Anthologie voyage
Un matin nous partons, le cerveau plein de flamme,
Le coeur gros de rancune et de désirs amers,
Et nous allons, suivant le rythme de la lame,
Berçant notre infini sur le fini des mers.
Mais les vrais voyageurs sont ceux-là seuls qui partent
Pour partir, coeurs légers, semblables aux ballons,
De leur fatalité jamais ils ne s’écartent,
Et sans savoir pourquoi, disent toujours : Allons !
Amer savoir, celui qu’on tire du voyage !
Le monde, monotone et petit, aujourd’hui,
Hier, demain, toujours, nous fait voir notre image :
Une oasis d’horreur dans un désert d’ennui !
Charles Baudelaire, Les fleurs du mal.
Charles Baudelaire : Charles Baudelaire est un poète et critique d'art Français. Né le 9 avril 1821 à Paris. Il fait ses études a Lyon puis au lycée Parisien Louis le Grand. C'est en 1842, de retour d'un voyage sur l'île Bourbon qu'il se met a écrire ses premiers textes. Il devient journaliste et critique d'art en 1844. Il est également traducteur. En 1857, suite a la publication des Fleurs du mal, son plus célèbre recueil de poèmes il fut attaqué en justice et condamné pour «offense à la morale religieuse» et «outrage à la morale publique et aux bonnes mœurs». Il sombre dans la misère, la dépression et la maladie et meurt dix ans plus tard, en 1867 a Paris.
Brise marine.
La chair est triste, hélas! et j'ai lu tous les livres.

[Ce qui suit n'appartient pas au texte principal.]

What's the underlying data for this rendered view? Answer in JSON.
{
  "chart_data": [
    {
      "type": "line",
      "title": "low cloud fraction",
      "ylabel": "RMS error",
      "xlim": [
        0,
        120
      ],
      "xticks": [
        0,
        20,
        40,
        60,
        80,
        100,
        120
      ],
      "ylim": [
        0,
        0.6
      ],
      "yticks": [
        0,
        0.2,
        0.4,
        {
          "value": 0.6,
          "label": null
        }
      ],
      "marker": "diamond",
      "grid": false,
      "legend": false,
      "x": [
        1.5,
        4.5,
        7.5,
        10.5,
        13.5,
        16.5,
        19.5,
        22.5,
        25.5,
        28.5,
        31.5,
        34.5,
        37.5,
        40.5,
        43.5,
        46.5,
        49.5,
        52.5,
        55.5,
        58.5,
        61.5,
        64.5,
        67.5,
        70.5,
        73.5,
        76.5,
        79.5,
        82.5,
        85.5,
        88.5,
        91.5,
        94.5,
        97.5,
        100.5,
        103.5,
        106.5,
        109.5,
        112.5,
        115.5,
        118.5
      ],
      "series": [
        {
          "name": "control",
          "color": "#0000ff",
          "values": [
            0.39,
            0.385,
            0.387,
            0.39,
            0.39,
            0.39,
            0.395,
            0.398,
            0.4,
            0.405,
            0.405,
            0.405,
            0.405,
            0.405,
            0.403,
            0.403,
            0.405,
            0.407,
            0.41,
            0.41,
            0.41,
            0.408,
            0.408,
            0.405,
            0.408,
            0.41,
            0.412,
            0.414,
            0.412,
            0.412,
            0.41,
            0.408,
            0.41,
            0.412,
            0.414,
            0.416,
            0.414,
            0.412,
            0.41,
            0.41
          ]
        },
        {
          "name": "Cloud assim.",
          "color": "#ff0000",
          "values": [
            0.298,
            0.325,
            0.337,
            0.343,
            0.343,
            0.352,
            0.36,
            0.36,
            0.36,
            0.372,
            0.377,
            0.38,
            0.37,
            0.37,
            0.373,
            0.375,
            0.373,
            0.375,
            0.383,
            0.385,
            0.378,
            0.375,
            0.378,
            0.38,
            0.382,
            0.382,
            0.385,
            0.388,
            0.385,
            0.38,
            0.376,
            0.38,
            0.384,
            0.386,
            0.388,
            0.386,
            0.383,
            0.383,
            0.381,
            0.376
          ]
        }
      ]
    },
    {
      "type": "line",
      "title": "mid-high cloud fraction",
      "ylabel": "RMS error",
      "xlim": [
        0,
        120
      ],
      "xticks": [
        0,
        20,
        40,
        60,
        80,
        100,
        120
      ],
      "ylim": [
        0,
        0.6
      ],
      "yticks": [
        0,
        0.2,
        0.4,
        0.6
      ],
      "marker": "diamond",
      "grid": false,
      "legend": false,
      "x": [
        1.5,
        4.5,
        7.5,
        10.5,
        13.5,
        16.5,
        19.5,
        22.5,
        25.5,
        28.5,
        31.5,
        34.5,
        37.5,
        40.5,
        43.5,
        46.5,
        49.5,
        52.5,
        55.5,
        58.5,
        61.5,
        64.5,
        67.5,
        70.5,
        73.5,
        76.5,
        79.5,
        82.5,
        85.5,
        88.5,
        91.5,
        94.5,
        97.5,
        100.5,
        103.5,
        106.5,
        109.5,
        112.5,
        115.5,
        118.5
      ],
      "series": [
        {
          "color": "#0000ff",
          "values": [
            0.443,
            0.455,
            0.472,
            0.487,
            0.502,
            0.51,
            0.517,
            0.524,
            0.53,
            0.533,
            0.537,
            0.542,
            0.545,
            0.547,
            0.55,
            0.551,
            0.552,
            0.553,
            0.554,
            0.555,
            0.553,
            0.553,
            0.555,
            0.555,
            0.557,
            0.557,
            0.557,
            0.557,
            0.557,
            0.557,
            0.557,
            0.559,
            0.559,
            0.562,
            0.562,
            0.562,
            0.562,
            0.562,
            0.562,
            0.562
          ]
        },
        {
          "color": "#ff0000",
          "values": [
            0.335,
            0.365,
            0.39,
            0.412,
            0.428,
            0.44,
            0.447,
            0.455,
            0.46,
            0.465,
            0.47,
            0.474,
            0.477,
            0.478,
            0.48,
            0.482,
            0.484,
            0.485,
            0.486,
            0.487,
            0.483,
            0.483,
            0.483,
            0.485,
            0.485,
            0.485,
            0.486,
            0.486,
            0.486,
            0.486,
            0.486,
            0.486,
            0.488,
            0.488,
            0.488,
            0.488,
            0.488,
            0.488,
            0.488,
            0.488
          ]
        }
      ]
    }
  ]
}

Fuir! là-bas fuir! Je sens que des oiseaux sont ivres
D'être parmi l'écume inconnue et les cieux!
Rien, ni les vieux jardins reflétés par les yeux
Ne retiendra ce coeur qui dans la mer se trempe
O nuits! ni la clarté déserte de ma lampe
Sur le vide papier que la blancheur défend
Et ni la jeune femme allaitant son enfant.
Je partirai! Steamer balançant ta mâture,
Lève l'ancre pour une exotique nature!
Un Ennui, désolé par les cruels espoirs,
Croit encore à l'adieu suprême des mouchoirs!